Among AHT cases, ligamentous injury was identified in 36% (Kadom et al. [6]), 32% (Governale et al. [7]), 59% (Rabbitt et al. [8]), 31% (Henry et al. [18]) and 67% (Jacob et al. [19]). The variability of reported ligamentous injuries in AHT as identified on MRI in the more recent literature likely relates to patient selection for imaging or retrospective reviews (variably included age groups and imaging modalities), or variable imaging techniques. Further reviews are important to advance our knowledge.

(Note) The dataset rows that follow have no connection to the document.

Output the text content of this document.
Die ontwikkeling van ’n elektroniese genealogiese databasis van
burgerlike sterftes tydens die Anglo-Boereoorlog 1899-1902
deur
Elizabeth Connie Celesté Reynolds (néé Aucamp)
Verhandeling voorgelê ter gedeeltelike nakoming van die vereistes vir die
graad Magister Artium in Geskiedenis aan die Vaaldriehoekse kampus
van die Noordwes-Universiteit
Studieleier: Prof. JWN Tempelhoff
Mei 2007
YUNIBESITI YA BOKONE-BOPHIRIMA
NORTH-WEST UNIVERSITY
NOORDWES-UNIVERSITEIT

Hypoxic–ischemic injury and ligamentous injury of the neck

There is also a statistically significant correlation between hypoxic–ischemic injury of the brain and ligamentous injuries of the spine in cases of AHT [2, 19]. One hypothesis has been that spinal cord and/or brainstem injury results in apnea or disordered breathing, secondarily leading to hypoxic–ischemic brain injury [2, 20].

Clinical practice

The practice of routine MR imaging of the cervical spine is continuing to evolve at multiple institutions. Some institutions obtain it routinely, whereas others obtain it only if significant brain injury is present. The discussion is usually centered on the clinical utility of MR imaging of the cervical spine, the clinical management of the stable non-bony soft-tissue ligamentous injury of the spine, the cost of imaging and the timing of obtaining the study. In some cases, limited availability of sedation resources or access to MRI can be an additional challenge. In presence of ligamentous injuries without unstable bony fractures, some neurosurgical institutes manage them actively with a soft neck collar [21, 22]. To answer the concern regarding the cost of the study, first, the study provides additional information regarding a plausible mechanism of injury. Second, it helps exclude differential diagnoses, potentially a cost-saving measure on its own [23]. Last, the management approach should be contrasted with clinical management standards of other disease processes. If a clinical finding can be identified to confirm a diagnosis, explain the etiology or help exclude other potential causes, would it be part of your routine clinical practice? MRI of the cervical spine in AHT similarly adds significantly to our understanding of AHT mechanism of injury, helps confirm a diagnosis of AHT, excludes potential differential diagnoses and provides clear clinical value in the immediate management of the child. In addition, it helps in the determination of the eventual disposition of the child and care of the siblings.

Conclusion

Spinal injury is common in AHT and predominantly involves the craniocervical junction in most children. The injury also predominantly reflects a flexion injury mechanism of the soft-tissue structures, particularly involving the posterior suboccipital region. Because the spinal injury of AHT mostly involves ligamentous and soft tissues and only rarely involves bony fractures, more than 90% of the MRI injury findings are missed on CT or radiographs of the spine.